The message lit up the paddock. Jenson Button’s response was as neat as one of his Monaco apexes: “Maybe John should lead by example.” Karun Chandhok pointed elsewhere, arguing the “car hasn’t been fast enough,” not the men behind the wheel. But Robert Doornbos sided with Elkann and went further, turning his sights on Hamilton’s stuttering first season in red.

“Hamilton has said in the media that he is living in a nightmare,” Doornbos told De Stamtafel. “It’s dramatic and terrible… John Elkann has said that the drivers should talk less and accelerate. Second place among the Constructors is still achievable.” Then came the jab that will sting in Maranello’s glass corridors: “They are happy to transfer 2.5 million to Hamilton every weekend, but he doesn’t deliver anything for it.”

It’s the brutal arithmetic of top-level sport. Hamilton, a seven-time World Champion who’s rarely gone a season without silverware, stands on the brink of an unthinkable first year at Ferrari without a single podium. For any driver, that’s a gut-punch. For Hamilton in Ferrari red, it’s seismic. He’s more than aware of it.

“I mean this is a nightmare,” he told Sky after Brazil. “Been living here for a while. Between the dream of driving for this amazing team and then the nightmare of the results we’ve had… it’s challenging.” He wasn’t out of fight, though. “Tomorrow I’ll get back up. I’ll keep training, keep working with the team… I’ll come back as strong as I can in the next race.”

If there’s a thread to grab, it’s unity — Elkann’s punchy “talk less” line was followed by a more conciliatory reminder that “Ferrari wins when it is united,” pointing directly at the WEC banner they’ve just hung. Leclerc and Hamilton echoed that with coordinated social posts after the chairman’s comments, a public show that the drivers are at least aligned.

Behind the optics, the real work is fiddlier. Ferrari’s pit stops have been tidy, their mechanics routinely among the quickest on the lane. There’s clear graft on the engineering side too. What’s missing is that glue-and-needle consistency on race day: a car that expands the operating window, strategy calls that land, drivers with a platform to attack rather than survive. That’s not a Hamilton problem or a Leclerc problem; it’s the cocktail.

Doornbos argues next season becomes the referendum. “He has to hope that Ferrari has built a cannon of an engine,” he said. “They really have to come up with a miracle. If he beats Charles Leclerc, he will be the hero of Italy again, so it’s a thin line, but it doesn’t really hold up yet.” Strip out the tabloid tang and there’s a fair point: even in a year of bruises, intra-team momentum matters. Beat your teammate and you hold the narrative. Don’t, and the pressure multiplies.

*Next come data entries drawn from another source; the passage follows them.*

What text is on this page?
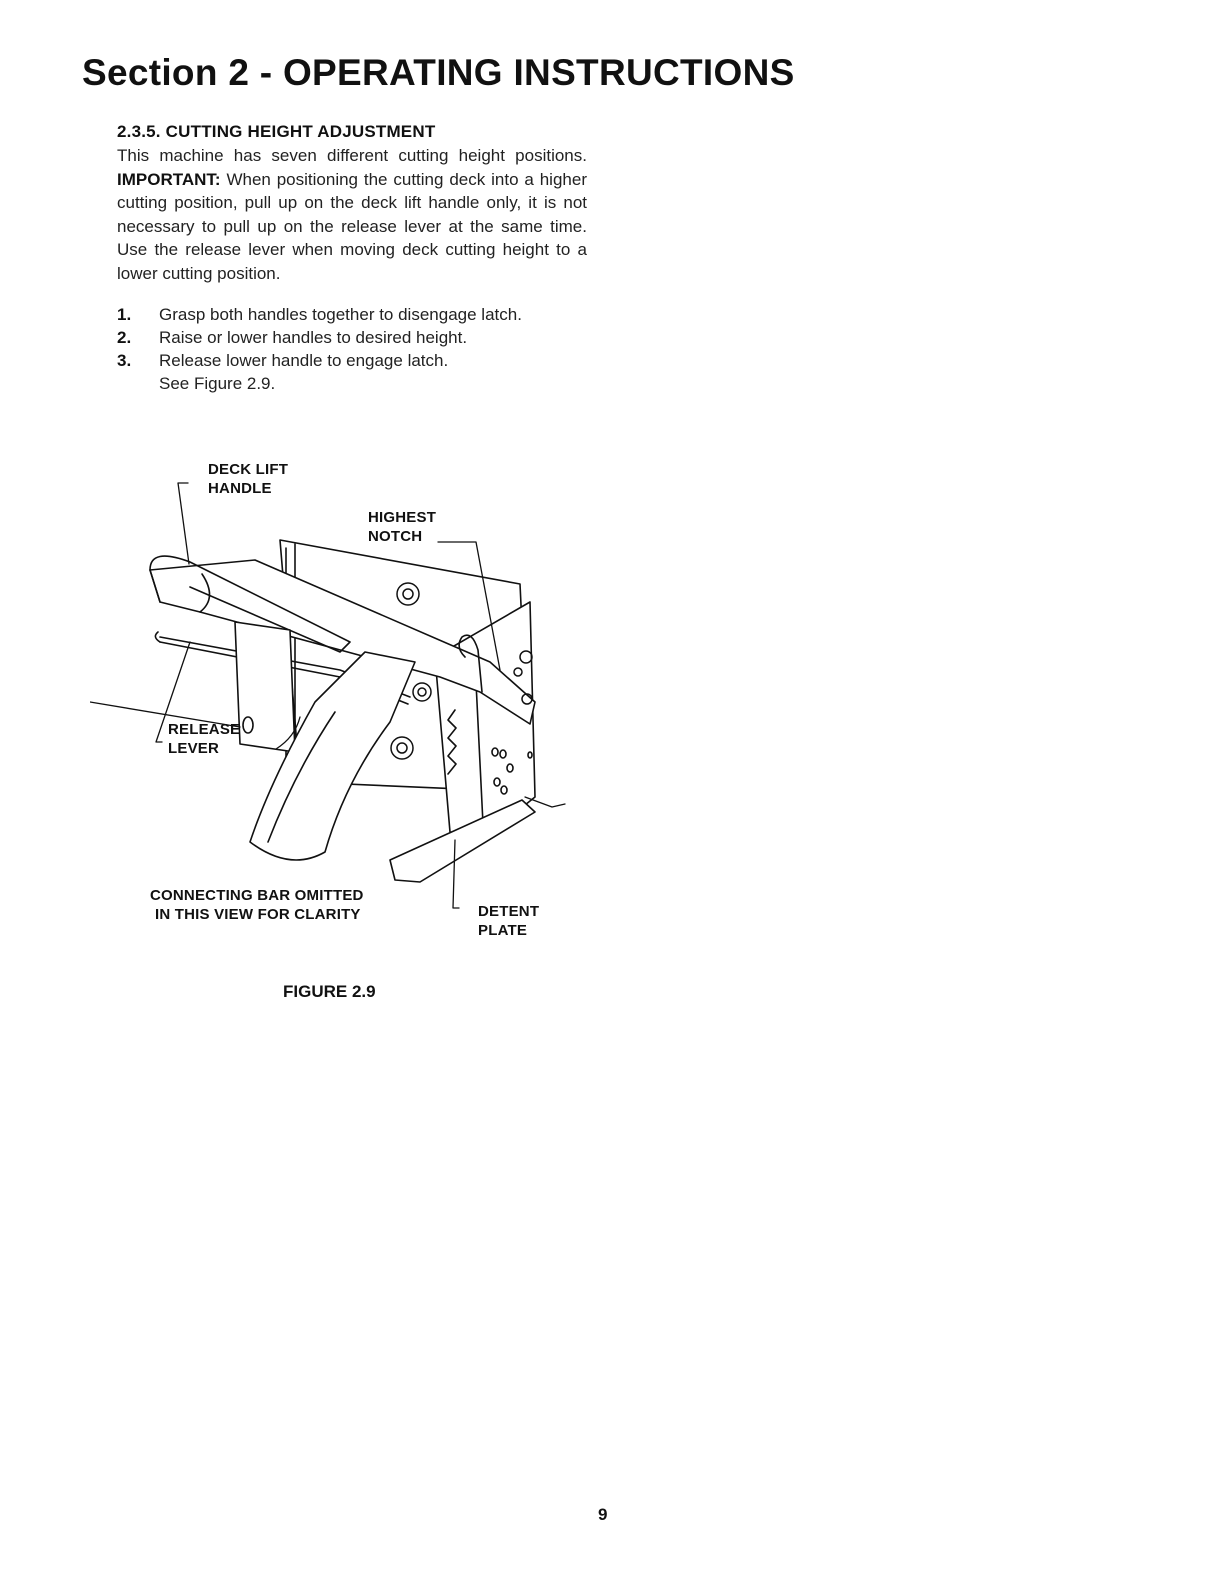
Section 2 - OPERATING INSTRUCTIONS

2.3.5. CUTTING HEIGHT ADJUSTMENT

This machine has seven different cutting height positions. IMPORTANT: When positioning the cutting deck into a higher cutting position, pull up on the deck lift handle only, it is not necessary to pull up on the release lever at the same time. Use the release lever when moving deck cutting height to a lower cutting position.

1.	Grasp both handles together to disengage latch.
2.	Raise or lower handles to desired height.
3.	Release lower handle to engage latch.
See Figure 2.9.
DECK LIFT
HANDLE
HIGHEST
NOTCH
RELEASE
LEVER
CONNECTING BAR OMITTED
IN THIS VIEW FOR CLARITY	DETENT
PLATE
FIGURE 2.9
9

Elkann’s warning shot lands in that context. Ferrari’s ceiling is still high enough that finishing second overall remains plausible, but Brazil was a reminder of how slim the margin for error is when you’re chasing Red Bull and fending off the rest. Every weekend is a knife-edge between P2 and picking gravel out of the brake ducts.

The noise will keep humming — that’s Ferrari’s eternal weather. The trick now is to put a lid on the melodrama and build a car and a weekend rhythm that let Hamilton and Leclerc do exactly what their boss asked: talk less, drive more, and let the lap time answer back.

There’s a thin line between nightmare and redemption in Italy. Everyone at Maranello knows it. The question is whether they can walk it before the season writes its own ending.